The year-to-year audience growth for King and coanchors Charlie Rose and Norah O'Donnell has been as high as 39 percent in recent weeks. With an average of 3 million viewers, CBS scored its best May-sweep morning-ratings performance since 1994. While well behind ABC's 5.7 million and NBC's 4.8 million viewers, the numbers indicate that CBS This Morning has effectively positioned itself to pick up disenchanted Today viewers who may find GMA too frothy. "People come up to me and say, 'You guys actually do news,'" says O'Donnell.
After initial skepticism over his old network's focus on more serious content, former CBS News president Andrew Heyward now counts himself as a regular viewer. "In a fragmented media world, differentiation is the key to success," he says. "They've done that very well." Some of the touches executive producer Chris Licht (formerly of MSNBC's Morning Joe) brought to the show, such as the round glass table that lends itself to conversation among the anchors, have even shown up on other morning programs. "For the first time CBS is not copying anybody in the morning," says Licht. "They are copying us."
What has also helped is a team of anchors who truly like each other. "We have real admiration and respect," says Rose. King adds that her relaxed on-air rapport with Rose has led to questions from viewers about how close they really are. "Women are always asking me about the show," says King. "One asked me 'what is it between you two?' I said 'what do you mean?' She said 'you know what I mean.' I said 'I don't know what you mean.'"

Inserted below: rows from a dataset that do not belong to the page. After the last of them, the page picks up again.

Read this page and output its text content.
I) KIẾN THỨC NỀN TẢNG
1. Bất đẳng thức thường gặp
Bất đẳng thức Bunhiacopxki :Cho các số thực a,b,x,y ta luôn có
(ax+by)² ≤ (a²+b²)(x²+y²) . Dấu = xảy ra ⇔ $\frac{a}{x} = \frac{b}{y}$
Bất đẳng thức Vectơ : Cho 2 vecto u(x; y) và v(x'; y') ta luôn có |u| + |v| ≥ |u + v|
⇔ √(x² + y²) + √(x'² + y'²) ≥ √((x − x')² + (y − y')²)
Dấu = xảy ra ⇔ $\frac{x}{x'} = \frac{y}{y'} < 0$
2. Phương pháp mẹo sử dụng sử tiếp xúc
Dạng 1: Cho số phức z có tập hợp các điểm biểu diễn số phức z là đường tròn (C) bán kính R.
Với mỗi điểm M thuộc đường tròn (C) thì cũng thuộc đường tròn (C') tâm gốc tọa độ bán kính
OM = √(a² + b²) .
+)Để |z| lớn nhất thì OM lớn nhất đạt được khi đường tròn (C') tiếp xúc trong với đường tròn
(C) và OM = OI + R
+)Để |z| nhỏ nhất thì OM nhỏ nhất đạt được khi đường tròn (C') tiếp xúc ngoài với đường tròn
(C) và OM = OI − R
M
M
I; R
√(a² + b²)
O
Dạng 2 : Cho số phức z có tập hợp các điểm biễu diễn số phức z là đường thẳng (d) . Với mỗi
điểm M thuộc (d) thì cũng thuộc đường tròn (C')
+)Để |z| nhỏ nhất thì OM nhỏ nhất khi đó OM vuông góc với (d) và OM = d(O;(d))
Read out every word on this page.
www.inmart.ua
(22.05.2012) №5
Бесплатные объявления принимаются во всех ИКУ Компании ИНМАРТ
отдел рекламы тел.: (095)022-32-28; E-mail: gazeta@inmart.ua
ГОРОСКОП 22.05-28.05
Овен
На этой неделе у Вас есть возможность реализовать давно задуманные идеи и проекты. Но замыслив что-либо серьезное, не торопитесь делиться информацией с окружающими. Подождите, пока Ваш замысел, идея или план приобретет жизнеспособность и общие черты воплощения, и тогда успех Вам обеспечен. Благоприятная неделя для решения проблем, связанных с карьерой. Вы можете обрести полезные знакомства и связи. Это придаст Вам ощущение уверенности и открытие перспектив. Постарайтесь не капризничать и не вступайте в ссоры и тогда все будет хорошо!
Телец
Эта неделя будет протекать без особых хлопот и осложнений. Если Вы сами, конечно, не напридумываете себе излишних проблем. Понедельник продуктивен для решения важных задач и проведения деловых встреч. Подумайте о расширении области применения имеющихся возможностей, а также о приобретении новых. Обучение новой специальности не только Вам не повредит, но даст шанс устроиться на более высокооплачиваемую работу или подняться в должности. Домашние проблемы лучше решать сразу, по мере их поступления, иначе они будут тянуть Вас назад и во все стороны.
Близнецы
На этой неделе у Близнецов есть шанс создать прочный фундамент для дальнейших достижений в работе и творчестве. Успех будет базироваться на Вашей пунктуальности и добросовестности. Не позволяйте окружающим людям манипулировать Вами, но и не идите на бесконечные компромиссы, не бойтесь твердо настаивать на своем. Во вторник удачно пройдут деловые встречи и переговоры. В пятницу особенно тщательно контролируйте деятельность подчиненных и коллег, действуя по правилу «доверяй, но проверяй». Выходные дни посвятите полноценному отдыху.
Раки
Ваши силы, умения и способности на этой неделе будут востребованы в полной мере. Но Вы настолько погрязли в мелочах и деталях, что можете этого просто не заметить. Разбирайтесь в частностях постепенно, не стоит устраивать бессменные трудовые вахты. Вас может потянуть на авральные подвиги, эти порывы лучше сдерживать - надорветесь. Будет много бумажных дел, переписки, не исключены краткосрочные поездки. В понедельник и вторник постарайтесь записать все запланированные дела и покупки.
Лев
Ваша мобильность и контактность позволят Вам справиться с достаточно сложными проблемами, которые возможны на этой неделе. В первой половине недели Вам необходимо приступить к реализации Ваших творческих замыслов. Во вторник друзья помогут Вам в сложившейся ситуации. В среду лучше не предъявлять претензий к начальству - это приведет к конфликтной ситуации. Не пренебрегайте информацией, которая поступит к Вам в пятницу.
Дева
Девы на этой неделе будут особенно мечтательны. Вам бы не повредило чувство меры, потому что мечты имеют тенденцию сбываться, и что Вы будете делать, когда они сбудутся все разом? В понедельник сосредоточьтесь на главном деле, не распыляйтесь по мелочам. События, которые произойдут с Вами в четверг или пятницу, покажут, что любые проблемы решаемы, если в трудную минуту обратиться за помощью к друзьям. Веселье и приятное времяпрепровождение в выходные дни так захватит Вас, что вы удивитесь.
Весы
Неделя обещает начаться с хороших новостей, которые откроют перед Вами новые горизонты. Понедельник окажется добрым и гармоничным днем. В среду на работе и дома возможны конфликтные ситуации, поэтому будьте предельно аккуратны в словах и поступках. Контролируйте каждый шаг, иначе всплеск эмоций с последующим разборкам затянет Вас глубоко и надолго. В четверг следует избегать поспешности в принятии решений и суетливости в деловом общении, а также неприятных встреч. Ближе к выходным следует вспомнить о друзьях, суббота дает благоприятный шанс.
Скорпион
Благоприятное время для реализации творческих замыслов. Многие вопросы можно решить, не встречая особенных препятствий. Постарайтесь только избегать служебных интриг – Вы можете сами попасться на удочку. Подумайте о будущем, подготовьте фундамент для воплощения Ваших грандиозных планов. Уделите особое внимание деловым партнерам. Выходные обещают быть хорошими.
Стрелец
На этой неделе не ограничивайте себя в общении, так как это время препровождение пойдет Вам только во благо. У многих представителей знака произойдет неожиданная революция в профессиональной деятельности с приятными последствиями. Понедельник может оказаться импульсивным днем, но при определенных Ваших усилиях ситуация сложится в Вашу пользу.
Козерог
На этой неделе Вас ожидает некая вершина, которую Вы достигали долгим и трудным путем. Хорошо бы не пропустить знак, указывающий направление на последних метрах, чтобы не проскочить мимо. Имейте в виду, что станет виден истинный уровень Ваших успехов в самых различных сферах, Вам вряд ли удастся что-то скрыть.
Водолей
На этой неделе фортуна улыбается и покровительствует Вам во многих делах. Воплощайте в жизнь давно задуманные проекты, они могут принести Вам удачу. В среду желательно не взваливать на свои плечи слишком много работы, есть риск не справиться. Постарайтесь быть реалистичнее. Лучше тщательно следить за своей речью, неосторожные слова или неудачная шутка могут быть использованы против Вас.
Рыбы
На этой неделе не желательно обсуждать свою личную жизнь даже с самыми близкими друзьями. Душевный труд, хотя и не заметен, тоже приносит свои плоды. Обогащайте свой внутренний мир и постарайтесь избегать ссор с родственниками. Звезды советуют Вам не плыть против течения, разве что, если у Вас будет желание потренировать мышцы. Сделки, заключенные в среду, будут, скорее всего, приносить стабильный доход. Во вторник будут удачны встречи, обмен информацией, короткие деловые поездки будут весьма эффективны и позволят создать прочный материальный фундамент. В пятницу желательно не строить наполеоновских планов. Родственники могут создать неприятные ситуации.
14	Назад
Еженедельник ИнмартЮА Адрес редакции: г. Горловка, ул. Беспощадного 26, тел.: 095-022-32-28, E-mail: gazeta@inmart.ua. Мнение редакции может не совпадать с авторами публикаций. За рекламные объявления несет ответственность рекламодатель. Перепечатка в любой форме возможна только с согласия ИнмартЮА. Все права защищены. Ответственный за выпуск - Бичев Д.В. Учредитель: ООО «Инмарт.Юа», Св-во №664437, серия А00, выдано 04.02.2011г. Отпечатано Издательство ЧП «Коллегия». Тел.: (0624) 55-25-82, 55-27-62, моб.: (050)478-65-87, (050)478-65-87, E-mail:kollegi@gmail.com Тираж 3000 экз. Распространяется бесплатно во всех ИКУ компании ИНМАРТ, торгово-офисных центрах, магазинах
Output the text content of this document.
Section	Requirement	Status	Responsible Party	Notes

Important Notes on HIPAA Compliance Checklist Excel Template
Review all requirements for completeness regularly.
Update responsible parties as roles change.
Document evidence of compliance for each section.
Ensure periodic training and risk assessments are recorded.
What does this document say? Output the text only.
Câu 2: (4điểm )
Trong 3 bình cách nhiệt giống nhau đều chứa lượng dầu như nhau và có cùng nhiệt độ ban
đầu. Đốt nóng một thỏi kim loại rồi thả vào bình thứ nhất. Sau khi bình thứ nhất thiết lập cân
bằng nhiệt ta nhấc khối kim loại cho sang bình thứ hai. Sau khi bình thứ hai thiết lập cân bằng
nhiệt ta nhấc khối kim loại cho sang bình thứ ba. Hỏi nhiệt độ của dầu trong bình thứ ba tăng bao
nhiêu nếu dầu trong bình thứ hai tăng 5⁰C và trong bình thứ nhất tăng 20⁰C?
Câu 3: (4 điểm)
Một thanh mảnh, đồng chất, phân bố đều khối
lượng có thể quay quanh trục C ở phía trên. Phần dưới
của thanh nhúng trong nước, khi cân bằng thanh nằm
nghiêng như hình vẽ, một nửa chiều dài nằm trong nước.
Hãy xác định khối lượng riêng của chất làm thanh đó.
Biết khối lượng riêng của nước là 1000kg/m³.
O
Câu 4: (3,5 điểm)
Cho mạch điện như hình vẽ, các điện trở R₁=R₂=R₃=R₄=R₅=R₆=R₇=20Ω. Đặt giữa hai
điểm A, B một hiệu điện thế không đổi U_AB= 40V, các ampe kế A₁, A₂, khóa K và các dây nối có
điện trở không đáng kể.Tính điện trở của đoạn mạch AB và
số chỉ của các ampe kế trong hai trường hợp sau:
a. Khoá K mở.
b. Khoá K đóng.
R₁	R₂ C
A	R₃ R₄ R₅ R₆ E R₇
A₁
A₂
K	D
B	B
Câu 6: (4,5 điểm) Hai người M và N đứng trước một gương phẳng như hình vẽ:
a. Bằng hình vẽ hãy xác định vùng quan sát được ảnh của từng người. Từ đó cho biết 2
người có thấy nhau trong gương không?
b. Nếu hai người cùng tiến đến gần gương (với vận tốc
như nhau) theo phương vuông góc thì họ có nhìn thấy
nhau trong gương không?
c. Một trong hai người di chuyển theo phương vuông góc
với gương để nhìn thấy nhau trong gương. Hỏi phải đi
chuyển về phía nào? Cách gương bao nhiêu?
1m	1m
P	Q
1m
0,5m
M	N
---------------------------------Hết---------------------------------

"They're not dating," O'Donnell notes. "There is a genuine affection and friendship that's going on here."
Rose credits the arrival of O'Donnell — who replaced CBS Early Show holdover Erica Hill in September — for helping the combination click. "It was a new chemistry that kicked the show into another plateau," he says. "It added to the strengths that were here."
Rose, 71, has surprised rivals with his ability to adapt to the early hours while still doing his nightly talk show on public television, which tapes in the late afternoon. He showed no signs of on-air weariness the morning after watching an NBA Finals game that ended past midnight. Says O'Donnell: "Charlie has more stamina than Gayle and I do."